Cuando Buda luchó contra la discriminación y nosotros la camuflamos como "estilo de vida"
A menudo recordamos a Siddharta Gautama, el Buda histórico, como un sabio sentado bajo un árbol, absorto en meditaciones metafísicas. Pero reducir su figura a la de un filósofo contemplativo es olvidar su esencia más radical: Buda fue un maestro de la vida justa y un revolucionario social. En una India dominada por el rígido sistema de castas (varna), donde el nacimiento determinaba el valor humano, él se atrevió a decir lo impensable: que la nobleza no reside en la sangre, sino en las acciones.
Su Sangha (comunidad monástica) fue el primer experimento de igualdad real documentado. Allí, brahmanes y barrenderos compartían el mismo cuenco, dormían bajo el mismo techo y buscaban la misma liberación. Buda rechazó los sacrificios rituales que oprimían al pueblo y denunció la arrogancia de las clases altas. Su lucha no era solo espiritual; era ética, política y profundamente humana.
Hoy, cuando leemos sobre la discriminación de castas en la India, sentimos una mezcla de indignación y superioridad moral. Nos escandaliza que alguien sea juzgado por su apellido o su origen familiar. Y es cierto: la Constitución india prohíbe esta discriminación desde 1950, aunque el arraigo cultural milenario haga que su erradicación sea lenta y dolorosa.
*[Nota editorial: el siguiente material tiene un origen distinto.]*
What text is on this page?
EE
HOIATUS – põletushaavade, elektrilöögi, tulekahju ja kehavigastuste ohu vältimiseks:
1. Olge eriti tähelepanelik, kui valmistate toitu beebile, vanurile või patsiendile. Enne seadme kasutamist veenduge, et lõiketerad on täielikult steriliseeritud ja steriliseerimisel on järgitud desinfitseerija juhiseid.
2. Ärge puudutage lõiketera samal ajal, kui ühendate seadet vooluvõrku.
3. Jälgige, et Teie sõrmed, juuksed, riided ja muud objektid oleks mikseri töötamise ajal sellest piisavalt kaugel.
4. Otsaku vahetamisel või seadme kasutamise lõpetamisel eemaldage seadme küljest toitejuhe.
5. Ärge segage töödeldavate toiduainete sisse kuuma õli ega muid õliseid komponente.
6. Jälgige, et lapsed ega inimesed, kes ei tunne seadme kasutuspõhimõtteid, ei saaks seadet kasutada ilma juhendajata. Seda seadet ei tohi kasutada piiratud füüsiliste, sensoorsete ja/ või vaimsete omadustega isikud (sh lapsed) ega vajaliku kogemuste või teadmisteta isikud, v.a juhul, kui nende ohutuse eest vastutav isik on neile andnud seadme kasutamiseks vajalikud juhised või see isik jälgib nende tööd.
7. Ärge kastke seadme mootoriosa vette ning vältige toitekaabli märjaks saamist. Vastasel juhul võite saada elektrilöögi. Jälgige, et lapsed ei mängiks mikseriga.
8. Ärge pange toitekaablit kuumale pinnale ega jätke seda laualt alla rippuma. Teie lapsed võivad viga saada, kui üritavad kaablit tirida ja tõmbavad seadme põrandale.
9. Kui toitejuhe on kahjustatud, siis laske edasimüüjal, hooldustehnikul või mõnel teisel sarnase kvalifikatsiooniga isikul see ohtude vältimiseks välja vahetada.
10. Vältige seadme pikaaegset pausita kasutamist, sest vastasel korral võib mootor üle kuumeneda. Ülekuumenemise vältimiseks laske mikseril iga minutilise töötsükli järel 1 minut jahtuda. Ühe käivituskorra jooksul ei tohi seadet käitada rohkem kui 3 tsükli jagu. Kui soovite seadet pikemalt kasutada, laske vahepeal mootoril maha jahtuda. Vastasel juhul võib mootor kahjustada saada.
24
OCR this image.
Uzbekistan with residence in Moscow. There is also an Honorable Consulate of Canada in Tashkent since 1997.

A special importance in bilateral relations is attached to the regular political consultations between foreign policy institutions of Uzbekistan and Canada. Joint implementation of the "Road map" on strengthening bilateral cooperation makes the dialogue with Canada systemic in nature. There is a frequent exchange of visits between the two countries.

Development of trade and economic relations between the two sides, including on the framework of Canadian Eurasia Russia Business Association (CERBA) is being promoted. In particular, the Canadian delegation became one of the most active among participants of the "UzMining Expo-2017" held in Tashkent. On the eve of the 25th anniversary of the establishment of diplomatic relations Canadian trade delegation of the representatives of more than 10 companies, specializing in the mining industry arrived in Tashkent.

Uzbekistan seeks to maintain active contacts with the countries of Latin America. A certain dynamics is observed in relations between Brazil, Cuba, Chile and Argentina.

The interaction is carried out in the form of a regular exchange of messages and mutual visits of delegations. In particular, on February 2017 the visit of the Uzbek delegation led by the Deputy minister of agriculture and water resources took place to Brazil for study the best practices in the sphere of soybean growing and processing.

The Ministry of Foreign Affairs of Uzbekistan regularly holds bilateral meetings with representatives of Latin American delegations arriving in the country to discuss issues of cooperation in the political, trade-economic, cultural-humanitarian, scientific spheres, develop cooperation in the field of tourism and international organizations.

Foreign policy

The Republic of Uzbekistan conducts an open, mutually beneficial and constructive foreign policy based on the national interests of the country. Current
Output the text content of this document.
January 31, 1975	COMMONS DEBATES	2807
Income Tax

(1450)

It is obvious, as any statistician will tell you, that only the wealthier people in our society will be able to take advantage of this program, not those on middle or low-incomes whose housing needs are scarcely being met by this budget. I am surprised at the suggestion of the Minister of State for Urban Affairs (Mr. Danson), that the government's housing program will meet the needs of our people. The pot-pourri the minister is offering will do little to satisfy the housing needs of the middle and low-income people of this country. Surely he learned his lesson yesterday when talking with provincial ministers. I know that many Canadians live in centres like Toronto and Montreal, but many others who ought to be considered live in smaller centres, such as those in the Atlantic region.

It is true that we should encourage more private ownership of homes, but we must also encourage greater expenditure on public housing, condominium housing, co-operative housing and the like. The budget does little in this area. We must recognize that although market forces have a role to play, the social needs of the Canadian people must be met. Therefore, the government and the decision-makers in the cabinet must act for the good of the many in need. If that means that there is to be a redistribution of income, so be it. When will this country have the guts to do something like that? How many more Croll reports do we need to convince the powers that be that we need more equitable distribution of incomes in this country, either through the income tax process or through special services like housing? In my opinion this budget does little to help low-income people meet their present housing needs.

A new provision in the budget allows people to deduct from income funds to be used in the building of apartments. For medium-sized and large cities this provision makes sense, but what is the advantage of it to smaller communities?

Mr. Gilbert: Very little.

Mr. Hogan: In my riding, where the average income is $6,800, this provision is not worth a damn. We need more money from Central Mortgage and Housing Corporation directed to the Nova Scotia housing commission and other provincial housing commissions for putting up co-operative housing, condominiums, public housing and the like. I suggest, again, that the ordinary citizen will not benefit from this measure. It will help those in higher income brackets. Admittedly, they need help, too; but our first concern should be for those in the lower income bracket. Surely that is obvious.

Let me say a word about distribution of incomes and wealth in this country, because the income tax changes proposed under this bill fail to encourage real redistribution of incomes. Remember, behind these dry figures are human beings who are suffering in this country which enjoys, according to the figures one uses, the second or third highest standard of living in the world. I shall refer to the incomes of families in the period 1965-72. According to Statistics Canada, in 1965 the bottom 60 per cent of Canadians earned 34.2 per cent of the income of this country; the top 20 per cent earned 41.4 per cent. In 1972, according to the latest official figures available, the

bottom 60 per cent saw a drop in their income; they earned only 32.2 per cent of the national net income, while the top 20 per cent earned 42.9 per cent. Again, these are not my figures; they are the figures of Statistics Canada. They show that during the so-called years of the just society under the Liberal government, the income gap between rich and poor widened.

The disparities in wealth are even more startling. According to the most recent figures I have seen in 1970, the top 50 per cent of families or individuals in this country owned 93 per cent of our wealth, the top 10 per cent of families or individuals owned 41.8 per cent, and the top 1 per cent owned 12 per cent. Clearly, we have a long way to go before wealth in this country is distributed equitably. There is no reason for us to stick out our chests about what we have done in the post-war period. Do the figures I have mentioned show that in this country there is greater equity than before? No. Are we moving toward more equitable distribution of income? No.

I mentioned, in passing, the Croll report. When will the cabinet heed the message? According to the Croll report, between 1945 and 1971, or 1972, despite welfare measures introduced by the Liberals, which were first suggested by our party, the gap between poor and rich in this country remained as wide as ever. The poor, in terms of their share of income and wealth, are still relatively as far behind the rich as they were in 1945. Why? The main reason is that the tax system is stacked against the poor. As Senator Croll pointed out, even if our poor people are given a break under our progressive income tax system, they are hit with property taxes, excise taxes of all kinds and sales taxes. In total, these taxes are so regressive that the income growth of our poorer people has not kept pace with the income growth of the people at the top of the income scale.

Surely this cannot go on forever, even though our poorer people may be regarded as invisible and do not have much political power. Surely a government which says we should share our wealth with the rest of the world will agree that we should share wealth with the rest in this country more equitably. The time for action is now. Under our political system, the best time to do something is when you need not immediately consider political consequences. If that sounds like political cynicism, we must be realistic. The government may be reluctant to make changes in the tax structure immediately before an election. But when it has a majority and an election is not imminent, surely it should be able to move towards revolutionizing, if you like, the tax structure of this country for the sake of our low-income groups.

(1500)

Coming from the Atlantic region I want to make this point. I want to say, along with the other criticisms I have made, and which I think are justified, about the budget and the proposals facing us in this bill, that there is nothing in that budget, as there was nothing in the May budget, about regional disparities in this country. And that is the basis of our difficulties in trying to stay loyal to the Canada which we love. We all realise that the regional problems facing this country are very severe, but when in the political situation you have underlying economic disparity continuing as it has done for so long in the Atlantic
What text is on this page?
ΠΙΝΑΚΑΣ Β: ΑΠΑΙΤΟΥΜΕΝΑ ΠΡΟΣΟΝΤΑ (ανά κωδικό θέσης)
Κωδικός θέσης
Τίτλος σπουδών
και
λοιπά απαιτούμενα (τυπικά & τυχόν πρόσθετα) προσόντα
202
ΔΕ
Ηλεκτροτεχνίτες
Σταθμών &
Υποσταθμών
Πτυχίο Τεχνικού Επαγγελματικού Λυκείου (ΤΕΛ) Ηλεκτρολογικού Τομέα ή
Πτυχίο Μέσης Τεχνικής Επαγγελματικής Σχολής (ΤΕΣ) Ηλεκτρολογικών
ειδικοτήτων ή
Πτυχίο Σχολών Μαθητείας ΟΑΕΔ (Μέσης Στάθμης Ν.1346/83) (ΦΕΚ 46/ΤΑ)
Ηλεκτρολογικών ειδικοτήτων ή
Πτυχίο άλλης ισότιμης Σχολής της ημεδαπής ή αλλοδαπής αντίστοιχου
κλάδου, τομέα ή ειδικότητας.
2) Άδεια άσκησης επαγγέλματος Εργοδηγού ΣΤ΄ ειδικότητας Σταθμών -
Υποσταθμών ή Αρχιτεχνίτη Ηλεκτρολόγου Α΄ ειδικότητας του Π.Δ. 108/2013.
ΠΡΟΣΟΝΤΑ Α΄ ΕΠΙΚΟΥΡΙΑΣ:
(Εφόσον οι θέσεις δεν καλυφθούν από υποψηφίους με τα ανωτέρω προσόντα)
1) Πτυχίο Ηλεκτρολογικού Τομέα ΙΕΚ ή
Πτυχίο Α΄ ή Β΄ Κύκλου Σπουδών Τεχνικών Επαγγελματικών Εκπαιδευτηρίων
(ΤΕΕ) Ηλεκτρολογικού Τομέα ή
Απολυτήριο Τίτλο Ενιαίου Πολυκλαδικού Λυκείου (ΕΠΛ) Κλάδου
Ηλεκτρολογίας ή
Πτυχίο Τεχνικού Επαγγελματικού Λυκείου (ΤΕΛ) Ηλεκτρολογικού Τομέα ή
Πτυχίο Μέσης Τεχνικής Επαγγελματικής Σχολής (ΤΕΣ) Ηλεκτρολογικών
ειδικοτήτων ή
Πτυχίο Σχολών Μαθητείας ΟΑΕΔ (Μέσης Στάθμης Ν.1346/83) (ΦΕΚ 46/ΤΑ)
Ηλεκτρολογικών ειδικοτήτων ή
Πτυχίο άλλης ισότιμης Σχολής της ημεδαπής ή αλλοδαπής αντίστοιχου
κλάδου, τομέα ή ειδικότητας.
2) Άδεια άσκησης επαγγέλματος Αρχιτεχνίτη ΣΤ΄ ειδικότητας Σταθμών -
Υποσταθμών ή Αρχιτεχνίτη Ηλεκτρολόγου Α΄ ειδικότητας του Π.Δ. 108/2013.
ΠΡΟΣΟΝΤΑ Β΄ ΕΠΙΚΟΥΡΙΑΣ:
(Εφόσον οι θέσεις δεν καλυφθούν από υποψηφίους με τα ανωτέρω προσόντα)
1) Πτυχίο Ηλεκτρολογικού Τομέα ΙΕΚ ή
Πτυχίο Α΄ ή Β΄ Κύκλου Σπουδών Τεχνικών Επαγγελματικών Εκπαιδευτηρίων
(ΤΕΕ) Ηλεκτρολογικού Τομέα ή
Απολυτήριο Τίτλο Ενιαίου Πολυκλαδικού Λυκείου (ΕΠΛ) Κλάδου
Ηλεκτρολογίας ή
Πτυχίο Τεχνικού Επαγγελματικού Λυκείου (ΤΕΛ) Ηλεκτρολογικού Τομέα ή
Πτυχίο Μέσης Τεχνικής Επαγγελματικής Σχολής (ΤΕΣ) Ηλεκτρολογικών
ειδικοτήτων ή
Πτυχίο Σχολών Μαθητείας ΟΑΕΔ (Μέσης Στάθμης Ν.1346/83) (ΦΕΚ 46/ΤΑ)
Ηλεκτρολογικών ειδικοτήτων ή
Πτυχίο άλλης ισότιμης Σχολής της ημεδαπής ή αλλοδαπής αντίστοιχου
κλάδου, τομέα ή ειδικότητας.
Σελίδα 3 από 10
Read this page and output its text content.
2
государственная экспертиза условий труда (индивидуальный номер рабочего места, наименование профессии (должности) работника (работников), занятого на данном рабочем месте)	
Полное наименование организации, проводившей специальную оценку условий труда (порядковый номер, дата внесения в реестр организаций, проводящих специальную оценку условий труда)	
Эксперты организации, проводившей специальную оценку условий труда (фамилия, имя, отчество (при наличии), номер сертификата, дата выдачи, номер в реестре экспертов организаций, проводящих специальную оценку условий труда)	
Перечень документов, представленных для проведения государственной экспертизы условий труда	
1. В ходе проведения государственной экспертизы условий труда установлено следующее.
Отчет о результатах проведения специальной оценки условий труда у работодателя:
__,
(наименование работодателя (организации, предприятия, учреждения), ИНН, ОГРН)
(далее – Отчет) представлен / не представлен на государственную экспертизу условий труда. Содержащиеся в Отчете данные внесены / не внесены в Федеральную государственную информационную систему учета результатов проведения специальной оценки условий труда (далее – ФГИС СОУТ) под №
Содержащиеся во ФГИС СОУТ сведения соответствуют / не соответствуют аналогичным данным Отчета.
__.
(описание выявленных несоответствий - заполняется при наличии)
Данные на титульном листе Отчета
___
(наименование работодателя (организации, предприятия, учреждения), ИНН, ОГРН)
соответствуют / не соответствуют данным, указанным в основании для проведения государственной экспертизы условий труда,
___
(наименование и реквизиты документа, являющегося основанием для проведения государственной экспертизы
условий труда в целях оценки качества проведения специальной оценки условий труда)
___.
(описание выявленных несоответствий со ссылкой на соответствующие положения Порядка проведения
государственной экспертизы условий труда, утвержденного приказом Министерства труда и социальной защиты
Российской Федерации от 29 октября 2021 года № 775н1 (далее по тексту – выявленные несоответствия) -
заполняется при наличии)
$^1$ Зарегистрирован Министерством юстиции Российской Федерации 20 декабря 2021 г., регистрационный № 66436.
Pero, ¿somos tan diferentes? Nos sorprendemos de sus muros visibles, pero ignoramos los nuestros invisibles. En Occidente, y prácticamente en todo el mundo globalizado, la discriminación de clase no solo existe; está sofisticada, camuflada bajo términos respetables como "mérito", "afinidad" o "estilo de vida".
No necesitamos etiquetas religiosas para segregarnos. Basta con observar:
Nos gusta creer que vivimos en sociedades abiertas donde cualquiera puede llegar lejos si se esfuerza. Pero la realidad muestra que cada persona tiende a relacionarse casi exclusivamente con los de su "clase". La movilidad social es una excepción estadística, no la norma. Y lo más grave: hemos normalizado esta exclusión hasta el punto de no verla.
Mientras en la India la discriminación tiene un nombre claro (casta), en Occidente la hemos privatizado. No hay leyes que prohiban la mezcla, pero hay mecanismos sutiles de exclusión: el precio de la vivienda, el código de vestimenta implícito, el acceso a redes de contacto privilegiadas. El resultado es el mismo: una humanidad fragmentada en compartimentos estancos donde la empatía muere asfixiada por la distancia social.
Si Buda caminara por nuestras ciudades, probablemente no se sorprendería. Vería cómo seguimos construyendo jerarquías basadas en la posesión y el estatus. Vería cómo el miedo a "mezclarnos" nos mantiene atrapados en burbujas de confort moral. Y nos recordaría que la liberación espiritual es imposible sin justicia social.
No se puede meditar en la compasión universal mientras se vive en la exclusión sistemática. No se puede hablar de interconexión budista mientras se levantan muros invisibles alrededor de nuestros barrios, nuestras escuelas y nuestros corazones.
Reconocer nuestras propias castas invisibles no es un acto de culpa, sino de lucidez. Es el primer paso para dejar de perpetuarlas. Buda nos enseñó que la transformación comienza por uno mismo: cuestionando nuestros prejuicios, ampliando nuestros círculos, escuchando a quienes nuestra sociedad ignora.
Quizás la práctica budista más revolucionaria hoy no sea sentarse a meditar en silencio, sino atreverse a cruzar esas líneas invisibles que nosotros mismos hemos trazado. Atreverse a mirar a los ojos a quien nuestra "clase" nos enseña a ignorar. Porque al final, la única casta que importa es la de la humanidad compartida. Y esa, amigos míos, no tiene fronteras.